July 26th, 2011 · No Comments

Morgan Stanley on the political problems in PNG

MS IOC political problems

Since the remarks by Potape are factually extremely questionable (modular LNG and FLNG are not new technologies but new configurations of existing technologies that has the backing of the likes of Siemens, Samsung, Chart, MITI, Tokyo Gas, Shell, Deawoo, etc.) and it’s clearly not in the interest of PNG to torpedo the FLNG project.

We don’t think this will last. This is what Raymond James had to say this morning:

InterOil Corp. – Outperform 2;
Companies Mentioned – IOC
IOC: Thoughts on Floating LNG Project After Minister`s Skeptical Comments
Analyst(s): Pavel Molchanov & Cory J. Garcia
[Industry Classification: Energy/Exploration and Production]

* The National, a newspaper in PNG, published an article last night that quoted the country’s new energy minister making some skeptical comments about InterOil’s proposed floating LNG project. The article quotes Francis Potape as saying that he does not want PNG being used as a “guinea pig” for new technology. He added “we will not allow technology that has not been accepted and that has not been internationally practiced and approved.”

* Here are the observations we would make following this article. First, the headline risk resulting from the minister’s comments is obviously unhelpful, hence today’s weakness in IOC shares. Anything that increases uncertainty, even superficially, is inherently negative from the market’s perspective.

* Second, the substance of this is not something about which we would be overly worried. The minister is brand new in his position, and we would not be surprised if he is trying to create some waves to get his views in the spotlight. It is also important to note that the PNG government as a whole has historically been supportive of floating LNG; in fact, the national oil company, Petromin, is planning its own floating project. In addition, it is objectively misleading to call floating LNG a “guinea pig” technology. While it has not been historically commercialized, companies as large as Shell are pursuing such projects in multiple jurisdictions, including nearby Australia. Floating LNG is not in any sense a “science experiment.” For all these reasons, we do not believe it is likely that the PNG government will force InterOil to cancel its floating LNG project.

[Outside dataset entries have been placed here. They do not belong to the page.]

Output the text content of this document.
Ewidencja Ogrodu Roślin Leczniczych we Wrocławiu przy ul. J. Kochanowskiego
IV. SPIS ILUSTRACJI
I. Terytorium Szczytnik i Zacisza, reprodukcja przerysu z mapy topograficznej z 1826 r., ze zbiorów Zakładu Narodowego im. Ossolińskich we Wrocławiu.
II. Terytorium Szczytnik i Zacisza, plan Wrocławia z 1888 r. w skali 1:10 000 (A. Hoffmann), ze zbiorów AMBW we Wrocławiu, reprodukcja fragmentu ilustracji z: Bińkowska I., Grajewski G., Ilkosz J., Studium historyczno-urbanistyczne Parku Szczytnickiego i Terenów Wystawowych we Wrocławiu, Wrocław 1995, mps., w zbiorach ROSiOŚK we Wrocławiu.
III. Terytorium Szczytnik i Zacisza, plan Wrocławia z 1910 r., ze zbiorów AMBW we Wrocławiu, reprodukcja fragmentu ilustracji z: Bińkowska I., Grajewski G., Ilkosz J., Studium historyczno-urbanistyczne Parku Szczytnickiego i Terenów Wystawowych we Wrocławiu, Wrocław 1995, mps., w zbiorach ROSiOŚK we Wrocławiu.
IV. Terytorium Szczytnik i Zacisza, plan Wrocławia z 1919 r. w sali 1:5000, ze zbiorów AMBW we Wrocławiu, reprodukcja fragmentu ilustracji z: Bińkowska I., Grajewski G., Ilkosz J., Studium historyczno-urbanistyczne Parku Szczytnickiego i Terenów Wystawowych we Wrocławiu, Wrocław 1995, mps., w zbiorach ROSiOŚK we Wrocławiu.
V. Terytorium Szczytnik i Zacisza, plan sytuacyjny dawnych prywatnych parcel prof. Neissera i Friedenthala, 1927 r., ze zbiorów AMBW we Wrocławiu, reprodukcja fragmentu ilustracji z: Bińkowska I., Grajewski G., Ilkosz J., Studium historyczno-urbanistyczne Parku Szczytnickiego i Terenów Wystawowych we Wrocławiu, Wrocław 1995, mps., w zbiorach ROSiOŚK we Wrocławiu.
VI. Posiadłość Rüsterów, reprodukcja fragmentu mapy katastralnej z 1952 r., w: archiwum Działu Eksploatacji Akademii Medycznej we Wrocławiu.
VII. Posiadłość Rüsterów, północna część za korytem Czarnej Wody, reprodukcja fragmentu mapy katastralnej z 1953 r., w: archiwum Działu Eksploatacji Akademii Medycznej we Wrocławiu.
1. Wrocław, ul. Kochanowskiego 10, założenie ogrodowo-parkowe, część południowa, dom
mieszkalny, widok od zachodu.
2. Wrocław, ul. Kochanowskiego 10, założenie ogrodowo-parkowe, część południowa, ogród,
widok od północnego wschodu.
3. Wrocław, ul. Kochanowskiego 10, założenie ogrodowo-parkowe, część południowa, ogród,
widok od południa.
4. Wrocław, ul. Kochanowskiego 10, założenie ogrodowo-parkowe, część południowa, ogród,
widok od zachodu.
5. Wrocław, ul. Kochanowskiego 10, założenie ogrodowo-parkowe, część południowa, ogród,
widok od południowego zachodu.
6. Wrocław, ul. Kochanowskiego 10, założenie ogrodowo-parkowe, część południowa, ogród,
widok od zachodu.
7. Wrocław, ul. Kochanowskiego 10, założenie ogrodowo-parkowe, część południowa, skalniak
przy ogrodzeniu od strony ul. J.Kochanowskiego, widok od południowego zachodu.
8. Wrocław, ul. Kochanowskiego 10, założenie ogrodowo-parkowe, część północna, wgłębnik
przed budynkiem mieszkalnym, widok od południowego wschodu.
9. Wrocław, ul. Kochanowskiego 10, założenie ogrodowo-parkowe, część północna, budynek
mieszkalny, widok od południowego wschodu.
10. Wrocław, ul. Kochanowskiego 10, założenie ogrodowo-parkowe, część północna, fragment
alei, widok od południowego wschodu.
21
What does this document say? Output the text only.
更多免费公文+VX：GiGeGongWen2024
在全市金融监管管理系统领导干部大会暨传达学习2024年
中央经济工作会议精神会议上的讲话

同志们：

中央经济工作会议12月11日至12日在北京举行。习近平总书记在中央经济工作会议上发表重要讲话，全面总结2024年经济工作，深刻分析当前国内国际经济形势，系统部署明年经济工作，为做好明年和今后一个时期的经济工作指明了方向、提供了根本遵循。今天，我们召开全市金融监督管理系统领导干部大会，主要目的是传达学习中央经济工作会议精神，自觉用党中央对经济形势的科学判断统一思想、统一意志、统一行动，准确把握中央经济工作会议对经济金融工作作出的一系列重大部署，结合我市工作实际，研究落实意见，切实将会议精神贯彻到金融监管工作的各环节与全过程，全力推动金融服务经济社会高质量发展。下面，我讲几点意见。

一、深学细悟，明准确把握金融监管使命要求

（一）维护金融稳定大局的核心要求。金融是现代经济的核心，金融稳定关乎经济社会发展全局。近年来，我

* Third, even assuming the worst-case scenario – the remote possibility of InterOil having to cancel its floating LNG project – the underlying natural gas would simply be reallocated to the onshore LNG component of the overall natural gas development. The two million ton per year floater could easily be replaced by an additional onshore modular plant of equal size. Ultimately, gas is gas – the resource is fungible.

* Finally, notwithstanding these comments, the PNG government remains broadly supportive of InterOil’s resource development. If anything, the government is encouraging the fastest possible timeline for development, with an eye to next year’s elections. In fact, in a July 1 article published in The Post Courier, another PNG newspaper, Francis Potape discussed a “fast track” regulatory process to support InterOil’s resource development.